AUTO Make-up Gain for Compressor

Hello, everyone;
I am finishing work on a compressor that I am writing based on scientific work (Michael Massberg). The last thing left for me to do is write an implementation for automatically Make-up. I have the Massberg`s code for example and all the formulas I need, but I don’t understand what numbers need to be inserted into these formulas. If we talk about the compressor without taking into account automatic make-up, it works very well, but when it comes to the last parameter, I stop understanding what I need to do. Please, help me.

Code for one sample, only for example:

float sample_rate = 44100;
float input_gain_in_db = -5.24;
float input_gain = std::pow(10.0, input_gain_in_db / 20.0);    //res = 0.547016
float log_input_gain = std::log(input_gain );       //res = -0.603277
float threshold = -10.14;
float log_threshold = std::log(std::pow(10.0, threshold / 20.0)); //res = -1.167411
float ratio = 8.0;

float attack_time = 0.025;   //25 ms
float release_time = 0.274;  //274 ms

float alpha_attack = 1.0 - std::exp(-1.0 / (sample_rate * attack_time));  //res = 0.000907
float alpha_release = 1.0 - std::exp(-1.0 / (sample_rate * attack_time));  // res = 0.000083

//Method which calculates samples from buffer.
void DevilPumperInfinityAudioProcessor::compressorMath(AudioSampleBuffer& buffer)
{
   //Buffer is initialized & all prepare to calc. Soft Knee is absent
  
   float log_output_gian = log_threshold + (log_input_gain - log_threshold ) / ratio;    //res = -1.096894
   float log_input_level = log_input_gain - log_output_gain;  // res = 0.493617
   float log_output_level = alpha_attack * log_input_level;   //res = 0.000448

  float control_voltage = std::exp(-log_output_level);  //res = 0.999552

}

The compression has occurred. What do I need make to calculate auto-make-up gain???

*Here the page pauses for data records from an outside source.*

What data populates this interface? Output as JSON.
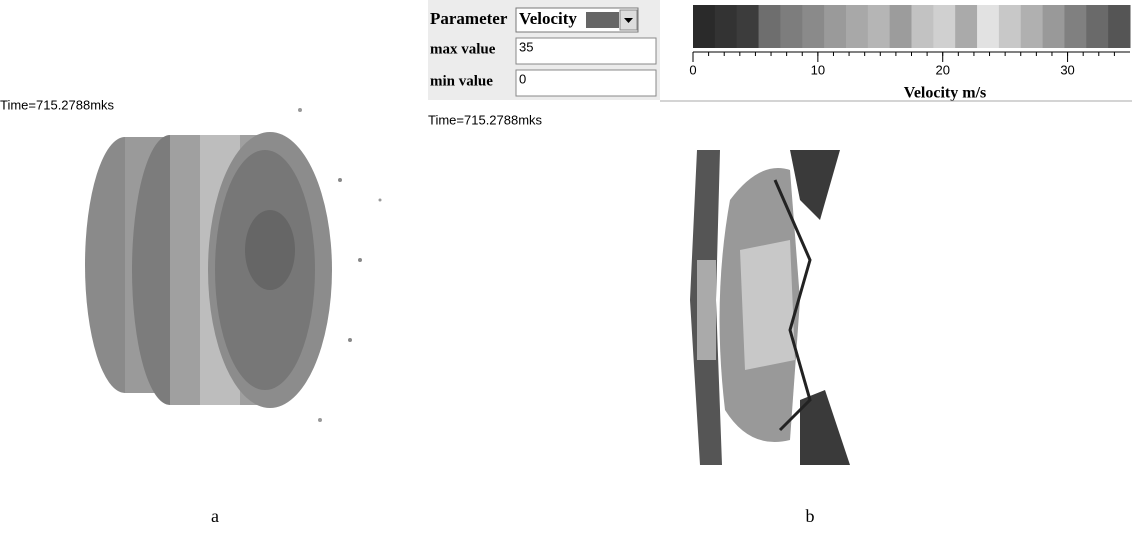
{
  "panel_a": {
    "time_label": "Time=715.2788mks",
    "caption": "a"
  },
  "panel_b": {
    "parameter_label": "Parameter",
    "parameter_value": "Velocity",
    "max_label": "max value",
    "max_value": 35,
    "min_label": "min value",
    "min_value": 0,
    "colorbar": {
      "ticks": [
        0,
        10,
        20,
        30
      ],
      "label": "Velocity m/s"
    },
    "time_label": "Time=715.2788mks",
    "caption": "b"
  }
}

Also I have this formulas from Massberg`s book. But no matter what values I checked them with, I never managed to achieve the desired result. Either the signal disappears, or goes into distortion, or no noticeable changes occur:

CVavg[n] = CVavg[n-1] + alpha_avg * (CV[n] - CVest - CVavg[n-1]);
CVmake-up = CV[n] - (CVavg[n] + CVest);

Where:
CVavg - average value of control voltage;
[n] - current sample;
[n-1] - previous sample;
alpha_avg - alpha-coefficient of average value of the time constant (not attack or release). The number is chosen empirically;
CV - current control voltage. (In code - log_output_level);
CVest - estimation of control voltage. Using for biasing the averaging filter. Calculating from: theshold * -slope / 2.0;
CVmake-up - The final value that is fed to VCA => out = input * std::exp(CVmake-up);

I don’t have the book (didn’t know there was one), I have the paper (Parameter Automation in a Dynamic Range Compressor). c_est estimates the average of the compressor’s gain c. c_dev is the average deviation of the actual gain around the estimate. You set c_est as threshold * (1 - 1 / ratio) / 2 (half the max reduction). Then c_dev is computed lowpassing the difference between c and c_est: a * c_dev[n - 1] + (1 - a) * (c[n] - c_est). a (alpha) is computed from the filter’s time constant as exp (-1 / (sampleRate * time)). The time chosen has to be slow but not excessively -they propose 2 seconds. Then your make-up gain is -(c_dev[n] + c_est) -the estimate average gain plus the actual, slow deviation around it. You apply this gain to the output y.

I think, though, there’s a mistake in the paper. They compute c_est using threshold in dB, so c_est is in log space. But c[n] = 10 ^ (M - yL[n]) / 20, so c is in linear space and it already includes the make-up gain M. I think c_dev shouldn’t work on c but on -yL: a * c_dev[n - 1] - (1 - a) * (yL[n] + c_est).

1 Like

YES! IT WORKS! Thank you, very much!